A symbol of the migrant seasonal workers of the past, el Riberer is one of the most sentimental spots for locals
Over the course of centuries, many locals moved twice a year to the fields in the fields by the river Júcar, in the Valencia province. They went there on foot, dressed in simple, patched-up clothes, carrying a wicker basket on their shoulder with cold cuts, salt pork and bread kneaded by their wives or mothers and baked in wood ovens. Once they reached the shores of the Júcar River, they worked as seasonal farmhands to help sow and reap rice. This supplemented their income, as their rain-fed lands did not provide enough for them to make ends meet.
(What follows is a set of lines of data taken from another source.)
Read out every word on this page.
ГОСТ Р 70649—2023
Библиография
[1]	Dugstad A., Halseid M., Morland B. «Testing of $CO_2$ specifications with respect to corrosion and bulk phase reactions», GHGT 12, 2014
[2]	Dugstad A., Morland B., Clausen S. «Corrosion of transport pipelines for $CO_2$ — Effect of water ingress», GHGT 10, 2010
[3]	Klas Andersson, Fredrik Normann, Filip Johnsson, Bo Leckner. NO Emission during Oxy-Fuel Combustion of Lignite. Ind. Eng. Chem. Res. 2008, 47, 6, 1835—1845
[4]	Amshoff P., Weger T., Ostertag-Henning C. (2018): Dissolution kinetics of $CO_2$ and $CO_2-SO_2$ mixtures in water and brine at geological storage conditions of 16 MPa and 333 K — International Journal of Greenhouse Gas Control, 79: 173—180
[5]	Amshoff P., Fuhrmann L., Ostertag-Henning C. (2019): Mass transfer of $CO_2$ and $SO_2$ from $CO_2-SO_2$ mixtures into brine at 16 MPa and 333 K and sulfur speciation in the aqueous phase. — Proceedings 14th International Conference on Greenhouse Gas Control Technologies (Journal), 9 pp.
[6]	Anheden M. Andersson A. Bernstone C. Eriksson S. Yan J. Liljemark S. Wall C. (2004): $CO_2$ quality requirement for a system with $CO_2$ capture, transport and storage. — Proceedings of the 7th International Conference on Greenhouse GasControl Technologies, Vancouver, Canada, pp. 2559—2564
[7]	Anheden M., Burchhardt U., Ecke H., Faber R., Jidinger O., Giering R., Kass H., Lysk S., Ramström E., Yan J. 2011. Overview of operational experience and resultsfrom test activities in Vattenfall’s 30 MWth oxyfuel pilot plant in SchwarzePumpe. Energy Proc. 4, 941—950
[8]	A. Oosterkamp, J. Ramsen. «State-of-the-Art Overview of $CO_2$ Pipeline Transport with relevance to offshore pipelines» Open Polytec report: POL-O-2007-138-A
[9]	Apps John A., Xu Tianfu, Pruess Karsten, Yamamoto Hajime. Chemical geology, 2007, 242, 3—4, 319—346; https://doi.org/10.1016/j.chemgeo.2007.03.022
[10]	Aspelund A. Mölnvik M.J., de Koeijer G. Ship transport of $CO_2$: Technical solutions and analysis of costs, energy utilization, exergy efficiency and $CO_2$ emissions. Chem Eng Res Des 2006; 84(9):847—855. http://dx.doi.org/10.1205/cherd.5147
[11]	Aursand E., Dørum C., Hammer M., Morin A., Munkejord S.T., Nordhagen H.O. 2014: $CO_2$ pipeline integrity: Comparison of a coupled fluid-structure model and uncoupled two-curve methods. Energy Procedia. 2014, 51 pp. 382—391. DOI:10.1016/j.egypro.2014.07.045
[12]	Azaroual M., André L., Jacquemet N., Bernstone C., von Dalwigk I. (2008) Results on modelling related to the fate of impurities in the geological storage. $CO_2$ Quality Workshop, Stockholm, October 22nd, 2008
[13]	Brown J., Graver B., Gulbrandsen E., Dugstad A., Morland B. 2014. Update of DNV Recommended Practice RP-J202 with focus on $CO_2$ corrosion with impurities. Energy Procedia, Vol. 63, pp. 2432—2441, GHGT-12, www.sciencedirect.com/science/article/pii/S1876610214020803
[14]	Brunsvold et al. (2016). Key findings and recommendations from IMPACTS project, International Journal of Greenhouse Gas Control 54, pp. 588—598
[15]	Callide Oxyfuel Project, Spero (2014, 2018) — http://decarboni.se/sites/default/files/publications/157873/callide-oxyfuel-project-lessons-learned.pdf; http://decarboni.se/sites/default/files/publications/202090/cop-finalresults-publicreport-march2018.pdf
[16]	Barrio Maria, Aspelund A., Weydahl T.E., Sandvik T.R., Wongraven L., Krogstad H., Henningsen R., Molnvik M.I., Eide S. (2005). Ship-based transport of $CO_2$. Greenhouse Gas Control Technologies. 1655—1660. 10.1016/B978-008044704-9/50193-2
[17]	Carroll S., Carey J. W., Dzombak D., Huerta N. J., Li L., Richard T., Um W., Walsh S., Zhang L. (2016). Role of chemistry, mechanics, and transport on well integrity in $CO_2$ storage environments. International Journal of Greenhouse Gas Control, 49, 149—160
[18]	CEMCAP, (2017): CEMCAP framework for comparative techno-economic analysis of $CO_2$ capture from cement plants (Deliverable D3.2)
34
There was a large rock on the old road to Valencia from which the belfry of the old fortified church of Benissa could last be seen. It is there that the crews of Riberers or “blavets”, as they were known due to the blue smocks they wore, stopped and prayed a Salve for protection and as a farewell to their town. This is the image represented by the monument to the Riberers, which was paid for by popular subscription and inaugurated in the nineteen eighties.
The Riberers eventually became so numerous that they created their own festivities in the context of the feast of the Puríssima Xiqueta. Thus, on the Monday following the fourth Sunday of April, when the festivities of the patron saint are held, they took centre stage and paid for the expenses. Migrations of seasonal farmhands began to decline in the mid-20th century and eventually disappeared. Nevertheless, the festivity devoted to the Riberers, with a number of activities culminating in a flower offering to their monument, is held to this day.